THE SCOTTISH Government is offering “no relief” to the “crisis” of freight capacity on ferries to and from Shetland, the local seafood and haulage industries have claimed.

Shetland’s Stewart Building Transport Group responded to a letter from Scottish transport minister Graeme Dey, who also recently met industry representatives, to urge the government to act sooner than later.

It comes amid regular delays in goods being shipped from Lerwick at pinch points in the freight season – which comes at a big cost to the local economy.

In his letter the minister confirmed that any new vessels commissioned by the government will not be operational until 2026.

The government is looking at bringing in two new freight ships to replace the existing Helliar and Hildasay, with a ‘freighter plus’ model – which offers more passenger capacity – being considered.

The group said in response: “You should understand that Shetland and the business community here which relies on freight transport must have a solution to the crisis here and now rather than in five years.”

The minister also indicated that government agency Transport Scotland would be introducing a pilot scheme to encourage hauliers to make use of weekend sailing.

This initiative, which he described as “a solution to the current shortfall in freight capacity”, was seen by the group as having “little or no merit”.

It said customers would be resistant to taking deliveries over weekends, with producers and hauliers being forced to incur the costs of adjusting their operations to a seven-day week – this at a time when labour shortages and other pressures are well documented.

The group added that the minister’s central argument for the general lack of action rests on the statistic that all goods are shipped “across the week” – that all goods eventually get transported.

The group responded that while “shipping ‘across the week’ may satisfy some public sector servants and statisticians, it does nothing in the real commercial world where, as you ought to know, businesses survive by providing a reliable service to their customers”.

It stated that the “commercial pressures faced by hauliers – and in turn their customers – if trailers are not shipped when required are quite intolerable, with the knock-on result that precious trailers are not subsequently on station when and where they are required”.

It comes on the back of the Scottish Government’s announcement that it is investing £9 million in a ferry from Norway for the Craignure-Oban service.

Given that the minister stated in his letter that a broker is looking for a vessel to charter, the group has questioned this sole option – “particularly so, now that we are aware that you were already in the process of purchasing a second-hand ship to service the West Coast routes when you attended our meeting”.

It continued: “We would strongly urge that all options, including purchase, must be considered for the North Isles as well as the West Coast routes, given the dire circumstances we face.

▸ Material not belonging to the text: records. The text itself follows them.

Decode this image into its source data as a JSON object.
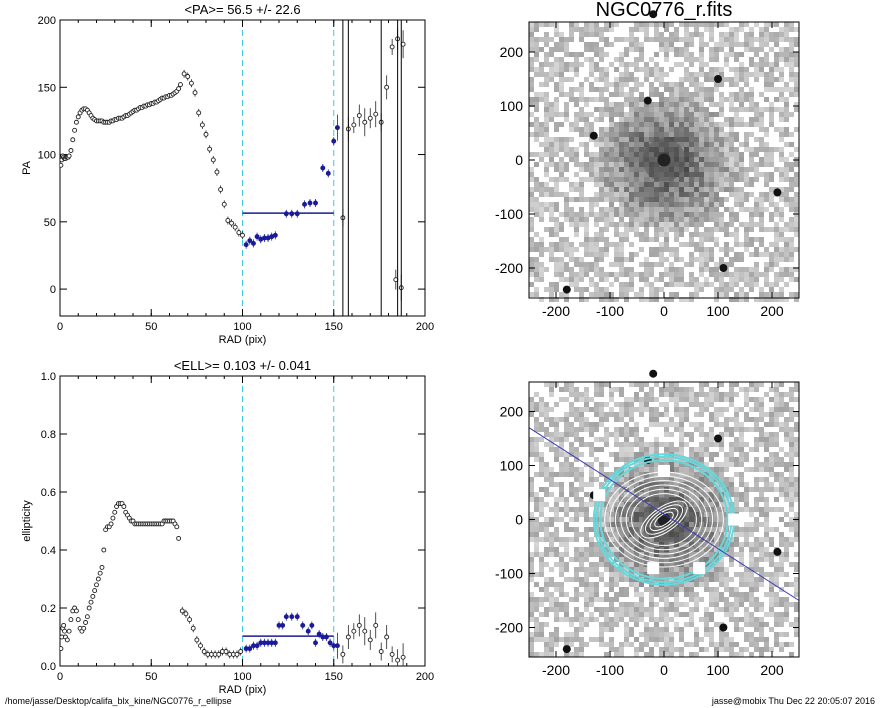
{
  "chart_data": [
    {
      "type": "scatter",
      "title": "<PA>=  56.5 +/-  22.6",
      "xlabel": "RAD (pix)",
      "ylabel": "PA",
      "xlim": [
        0,
        200
      ],
      "ylim": [
        -20,
        200
      ],
      "xticks": [
        0,
        50,
        100,
        150,
        200
      ],
      "yticks": [
        0,
        50,
        100,
        150,
        200
      ],
      "vlines_dashed": [
        100,
        150
      ],
      "mean_line": {
        "x0": 100,
        "x1": 150,
        "y": 56.5
      },
      "series": [
        {
          "points": [
            [
              0.5,
              92
            ],
            [
              1,
              96
            ],
            [
              1.5,
              99
            ],
            [
              2,
              98
            ],
            [
              2.5,
              97
            ],
            [
              3,
              97
            ],
            [
              3.5,
              98
            ],
            [
              4,
              98
            ],
            [
              4.5,
              98
            ],
            [
              5,
              99
            ],
            [
              6,
              103
            ],
            [
              7,
              111
            ],
            [
              8,
              118
            ],
            [
              9,
              124
            ],
            [
              10,
              128
            ],
            [
              11,
              131
            ],
            [
              12,
              133
            ],
            [
              13,
              134
            ],
            [
              14,
              134
            ],
            [
              15,
              133
            ],
            [
              16,
              131
            ],
            [
              17,
              129
            ],
            [
              18,
              127
            ],
            [
              19,
              126
            ],
            [
              20,
              125
            ],
            [
              21,
              125
            ],
            [
              22,
              125
            ],
            [
              23,
              125
            ],
            [
              24,
              124
            ],
            [
              25,
              124
            ],
            [
              26,
              124
            ],
            [
              27,
              124
            ],
            [
              28,
              125
            ],
            [
              29,
              125
            ],
            [
              30,
              126
            ],
            [
              31,
              126
            ],
            [
              32,
              127
            ],
            [
              33,
              127
            ],
            [
              34,
              127
            ],
            [
              35,
              128
            ],
            [
              36,
              129
            ],
            [
              37,
              129
            ],
            [
              38,
              130
            ],
            [
              39,
              131
            ],
            [
              40,
              132
            ],
            [
              41,
              133
            ],
            [
              42,
              133
            ],
            [
              43,
              134
            ],
            [
              44,
              135
            ],
            [
              45,
              135
            ],
            [
              46,
              136
            ],
            [
              47,
              136
            ],
            [
              48,
              137
            ],
            [
              49,
              137
            ],
            [
              50,
              138
            ],
            [
              51,
              138
            ],
            [
              52,
              139
            ],
            [
              53,
              139
            ],
            [
              54,
              140
            ],
            [
              55,
              141
            ],
            [
              56,
              142
            ],
            [
              57,
              142
            ],
            [
              58,
              143
            ],
            [
              59,
              143
            ],
            [
              60,
              144
            ],
            [
              61,
              144
            ],
            [
              62,
              145
            ],
            [
              63,
              146
            ],
            [
              64,
              147
            ],
            [
              65,
              149
            ],
            [
              66,
              152
            ],
            [
              68,
              160
            ],
            [
              70,
              158
            ],
            [
              72,
              153
            ],
            [
              74,
              146
            ],
            [
              76,
              131
            ],
            [
              78,
              122
            ],
            [
              80,
              115
            ],
            [
              82,
              104
            ],
            [
              84,
              96
            ],
            [
              86,
              87
            ],
            [
              88,
              74
            ],
            [
              90,
              63
            ],
            [
              92,
              51
            ],
            [
              94,
              49
            ],
            [
              96,
              46
            ],
            [
              98,
              42
            ],
            [
              100,
              40
            ]
          ]
        },
        {
          "points": [
            [
              102,
              33
            ],
            [
              104,
              36
            ],
            [
              106,
              34
            ],
            [
              108,
              39
            ],
            [
              110,
              37
            ],
            [
              112,
              38
            ],
            [
              114,
              38
            ],
            [
              116,
              39
            ],
            [
              118,
              40
            ]
          ]
        },
        {
          "points": [
            [
              124,
              56
            ],
            [
              127,
              56
            ],
            [
              130,
              56
            ],
            [
              134,
              63
            ],
            [
              137,
              64
            ],
            [
              140,
              64
            ],
            [
              144,
              90
            ],
            [
              147,
              86
            ],
            [
              150,
              110
            ],
            [
              152,
              120
            ]
          ]
        },
        {
          "points": [
            [
              155,
              53
            ],
            [
              158,
              119
            ],
            [
              161,
              122
            ],
            [
              164,
              129
            ],
            [
              167,
              124
            ],
            [
              170,
              127
            ],
            [
              173,
              130
            ],
            [
              176,
              124
            ],
            [
              179,
              150
            ],
            [
              182,
              180
            ],
            [
              184,
              7
            ],
            [
              185,
              186
            ],
            [
              187,
              1
            ],
            [
              188,
              182
            ]
          ]
        }
      ]
    },
    {
      "type": "scatter",
      "title": "<ELL>= 0.103 +/-  0.041",
      "xlabel": "RAD (pix)",
      "ylabel": "ellipticity",
      "xlim": [
        0,
        200
      ],
      "ylim": [
        0,
        1.0
      ],
      "xticks": [
        0,
        50,
        100,
        150,
        200
      ],
      "yticks": [
        0.0,
        0.2,
        0.4,
        0.6,
        0.8,
        1.0
      ],
      "vlines_dashed": [
        100,
        150
      ],
      "mean_line": {
        "x0": 100,
        "x1": 150,
        "y": 0.103
      },
      "series": [
        {
          "points": [
            [
              0.5,
              0.06
            ],
            [
              1,
              0.1
            ],
            [
              1.5,
              0.13
            ],
            [
              2,
              0.14
            ],
            [
              2.5,
              0.12
            ],
            [
              3,
              0.1
            ],
            [
              4,
              0.09
            ],
            [
              5,
              0.12
            ],
            [
              6,
              0.16
            ],
            [
              7,
              0.19
            ],
            [
              8,
              0.2
            ],
            [
              9,
              0.19
            ],
            [
              10,
              0.16
            ],
            [
              11,
              0.13
            ],
            [
              12,
              0.12
            ],
            [
              13,
              0.13
            ],
            [
              14,
              0.15
            ],
            [
              15,
              0.17
            ],
            [
              16,
              0.2
            ],
            [
              17,
              0.22
            ],
            [
              18,
              0.24
            ],
            [
              19,
              0.26
            ],
            [
              20,
              0.28
            ],
            [
              21,
              0.3
            ],
            [
              22,
              0.32
            ],
            [
              23,
              0.34
            ],
            [
              24,
              0.4
            ],
            [
              25,
              0.47
            ],
            [
              26,
              0.48
            ],
            [
              27,
              0.48
            ],
            [
              28,
              0.49
            ],
            [
              29,
              0.51
            ],
            [
              30,
              0.53
            ],
            [
              31,
              0.55
            ],
            [
              32,
              0.56
            ],
            [
              33,
              0.56
            ],
            [
              34,
              0.56
            ],
            [
              35,
              0.55
            ],
            [
              36,
              0.53
            ],
            [
              37,
              0.52
            ],
            [
              38,
              0.51
            ],
            [
              39,
              0.5
            ],
            [
              40,
              0.5
            ],
            [
              41,
              0.49
            ],
            [
              42,
              0.49
            ],
            [
              43,
              0.49
            ],
            [
              44,
              0.49
            ],
            [
              45,
              0.49
            ],
            [
              46,
              0.49
            ],
            [
              47,
              0.49
            ],
            [
              48,
              0.49
            ],
            [
              49,
              0.49
            ],
            [
              50,
              0.49
            ],
            [
              51,
              0.49
            ],
            [
              52,
              0.49
            ],
            [
              53,
              0.49
            ],
            [
              54,
              0.49
            ],
            [
              55,
              0.49
            ],
            [
              56,
              0.49
            ],
            [
              57,
              0.5
            ],
            [
              58,
              0.5
            ],
            [
              59,
              0.5
            ],
            [
              60,
              0.5
            ],
            [
              61,
              0.5
            ],
            [
              62,
              0.5
            ],
            [
              63,
              0.49
            ],
            [
              64,
              0.48
            ],
            [
              65,
              0.44
            ],
            [
              67,
              0.19
            ],
            [
              69,
              0.18
            ],
            [
              71,
              0.16
            ],
            [
              73,
              0.13
            ],
            [
              75,
              0.09
            ],
            [
              77,
              0.07
            ],
            [
              79,
              0.05
            ],
            [
              81,
              0.04
            ],
            [
              83,
              0.04
            ],
            [
              85,
              0.04
            ],
            [
              87,
              0.04
            ],
            [
              89,
              0.05
            ],
            [
              91,
              0.05
            ],
            [
              93,
              0.04
            ],
            [
              95,
              0.04
            ],
            [
              97,
              0.04
            ],
            [
              99,
              0.05
            ]
          ]
        },
        {
          "points": [
            [
              102,
              0.06
            ],
            [
              104,
              0.06
            ],
            [
              106,
              0.07
            ],
            [
              108,
              0.07
            ],
            [
              110,
              0.08
            ],
            [
              112,
              0.08
            ],
            [
              114,
              0.08
            ],
            [
              116,
              0.08
            ],
            [
              118,
              0.08
            ],
            [
              120,
              0.14
            ],
            [
              122,
              0.14
            ],
            [
              124,
              0.17
            ],
            [
              127,
              0.17
            ],
            [
              130,
              0.17
            ],
            [
              133,
              0.14
            ],
            [
              136,
              0.12
            ],
            [
              138,
              0.14
            ],
            [
              140,
              0.08
            ],
            [
              142,
              0.11
            ],
            [
              144,
              0.1
            ],
            [
              146,
              0.1
            ],
            [
              148,
              0.08
            ],
            [
              150,
              0.07
            ],
            [
              152,
              0.07
            ]
          ]
        },
        {
          "points": [
            [
              155,
              0.04
            ],
            [
              158,
              0.1
            ],
            [
              161,
              0.12
            ],
            [
              164,
              0.14
            ],
            [
              167,
              0.12
            ],
            [
              170,
              0.09
            ],
            [
              173,
              0.14
            ],
            [
              176,
              0.05
            ],
            [
              179,
              0.1
            ],
            [
              182,
              0.04
            ],
            [
              185,
              0.02
            ],
            [
              188,
              0.03
            ]
          ]
        }
      ]
    }
  ],
  "images": [
    {
      "title": "NGC0776_r.fits",
      "xticks": [
        -200,
        -100,
        0,
        100,
        200
      ],
      "yticks": [
        -200,
        -100,
        0,
        100,
        200
      ]
    },
    {
      "title": "",
      "xticks": [
        -200,
        -100,
        0,
        100,
        200
      ],
      "yticks": [
        -200,
        -100,
        0,
        100,
        200
      ]
    }
  ],
  "colors": {
    "dashed": "#3fc8e0",
    "mean_line": "#1a1a9a",
    "fit_points": "#1a1a9a",
    "ellipse_cyan": "#66d8dc",
    "pa_line": "#3a3ab8"
  },
  "footer": {
    "path": "/home/jasse/Desktop/califa_blx_kine/NGC0776_r_ellipse",
    "stamp": "jasse@mobix  Thu Dec 22 20:05:07 2016"
  }
}
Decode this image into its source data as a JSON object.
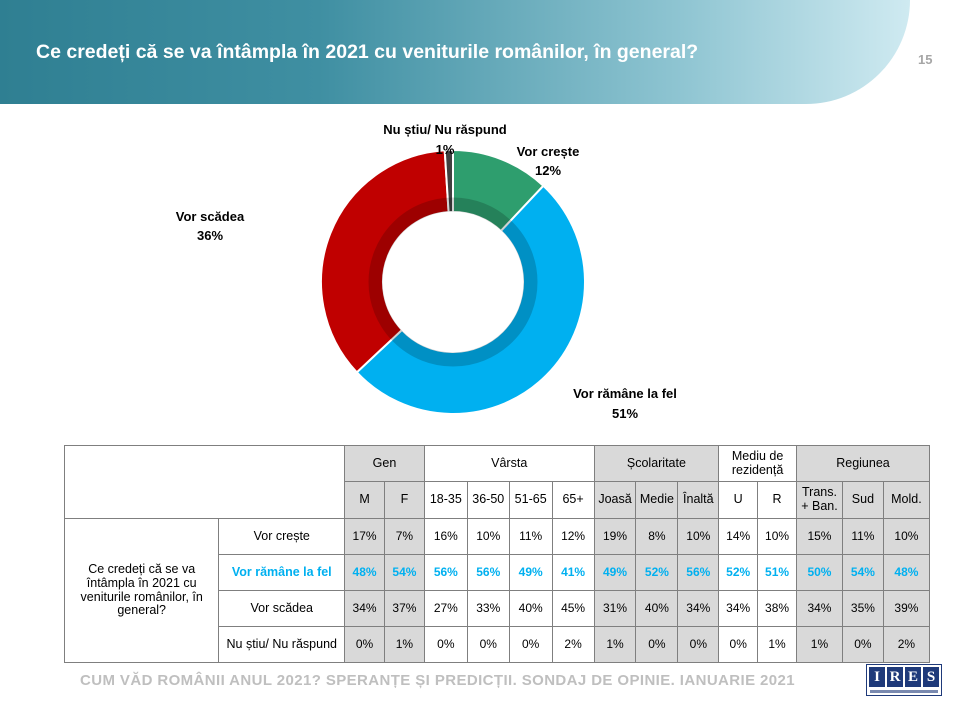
{
  "header": {
    "title": "Ce credeți că se va întâmpla în 2021 cu veniturile românilor, în general?",
    "page_number": "15"
  },
  "chart_data": {
    "type": "pie",
    "donut": true,
    "categories": [
      "Vor crește",
      "Vor rămâne la fel",
      "Vor scădea",
      "Nu știu/ Nu răspund"
    ],
    "values": [
      12,
      51,
      36,
      1
    ],
    "value_labels": [
      "12%",
      "51%",
      "36%",
      "1%"
    ],
    "colors": [
      "#2e9e6e",
      "#00b0f0",
      "#c00000",
      "#404040"
    ]
  },
  "table": {
    "groups": [
      "Gen",
      "Vârsta",
      "Școlaritate",
      "Mediu de rezidență",
      "Regiunea"
    ],
    "columns": [
      "M",
      "F",
      "18-35",
      "36-50",
      "51-65",
      "65+",
      "Joasă",
      "Medie",
      "Înaltă",
      "U",
      "R",
      "Trans. + Ban.",
      "Sud",
      "Mold."
    ],
    "question": "Ce credeți că se va întâmpla în 2021 cu veniturile românilor, în general?",
    "rows": [
      {
        "label": "Vor crește",
        "values": [
          "17%",
          "7%",
          "16%",
          "10%",
          "11%",
          "12%",
          "19%",
          "8%",
          "10%",
          "14%",
          "10%",
          "15%",
          "11%",
          "10%"
        ]
      },
      {
        "label": "Vor rămâne la fel",
        "values": [
          "48%",
          "54%",
          "56%",
          "56%",
          "49%",
          "41%",
          "49%",
          "52%",
          "56%",
          "52%",
          "51%",
          "50%",
          "54%",
          "48%"
        ]
      },
      {
        "label": "Vor scădea",
        "values": [
          "34%",
          "37%",
          "27%",
          "33%",
          "40%",
          "45%",
          "31%",
          "40%",
          "34%",
          "34%",
          "38%",
          "34%",
          "35%",
          "39%"
        ]
      },
      {
        "label": "Nu știu/ Nu răspund",
        "values": [
          "0%",
          "1%",
          "0%",
          "0%",
          "0%",
          "2%",
          "1%",
          "0%",
          "0%",
          "0%",
          "1%",
          "1%",
          "0%",
          "2%"
        ]
      }
    ],
    "highlight_color": "#00b0f0"
  },
  "footer": {
    "text": "CUM VĂD ROMÂNII ANUL 2021? SPERANȚE ȘI PREDICȚII. SONDAJ DE OPINIE. IANUARIE 2021",
    "logo_letters": [
      "I",
      "R",
      "E",
      "S"
    ]
  }
}
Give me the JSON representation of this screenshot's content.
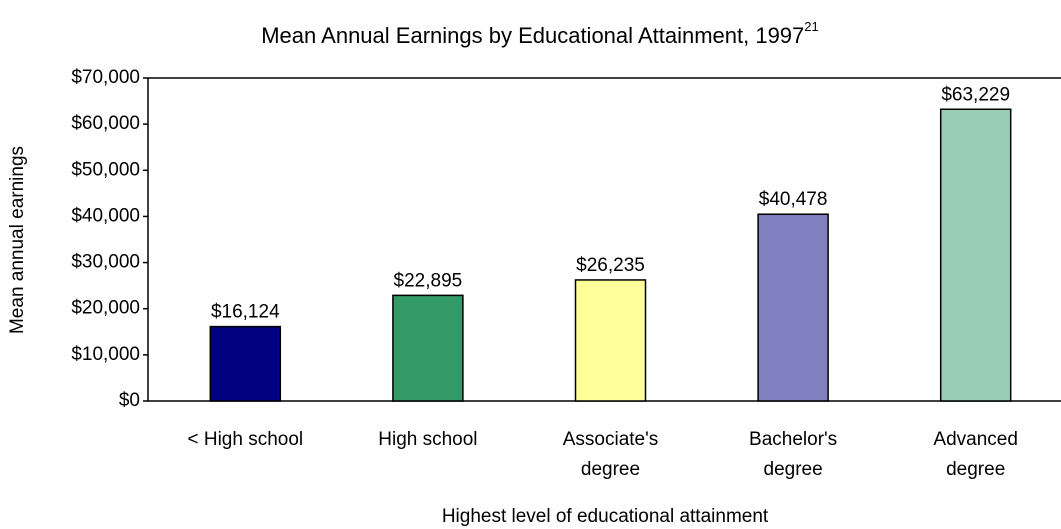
{
  "chart_data": {
    "type": "bar",
    "title": "Mean Annual Earnings by Educational Attainment, 1997",
    "title_superscript": "21",
    "x_label": "Highest level of educational attainment",
    "y_label": "Mean annual earnings",
    "categories": [
      "< High school",
      "High school",
      "Associate's\ndegree",
      "Bachelor's\ndegree",
      "Advanced\ndegree"
    ],
    "values": [
      16124,
      22895,
      26235,
      40478,
      63229
    ],
    "value_labels": [
      "$16,124",
      "$22,895",
      "$26,235",
      "$40,478",
      "$63,229"
    ],
    "colors": [
      "#000080",
      "#339966",
      "#ffff99",
      "#8080c0",
      "#99ccb4"
    ],
    "ylim": [
      0,
      70000
    ],
    "yticks": [
      {
        "value": 0,
        "label": "$0"
      },
      {
        "value": 10000,
        "label": "$10,000"
      },
      {
        "value": 20000,
        "label": "$20,000"
      },
      {
        "value": 30000,
        "label": "$30,000"
      },
      {
        "value": 40000,
        "label": "$40,000"
      },
      {
        "value": 50000,
        "label": "$50,000"
      },
      {
        "value": 60000,
        "label": "$60,000"
      },
      {
        "value": 70000,
        "label": "$70,000"
      }
    ],
    "grid": false
  }
}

“We ask of the government and of Transport Scotland that you listen to us, that you work with us, and that we are given the proper infrastructure such that we can continue to build the economy of Shetland, together with delivering significant input to the wider Scottish economy.”

A Transport Scotland spokesperson said in response: “The minister for transport recently met with the Stewart Building Group to hear from them directly on the challenges that industries are facing.

“Whilst acknowledging that the planned development of the two new freight vessels would address the issue in the longer term, the minister also assured that work was underway to explore potential shorter term actions that could alleviate some pressures on the busiest sailings.

“The minister was clear about the importance of supporting commercial freight traffic for the economic wellbeing of key rural industries and our island communities.

“He also reiterated that CMAL [Caledonian Maritime Assets Limited] continues to look for opportunities for suitable second hand tonnage that could be added to the West Coast or Northern Isles fleets.”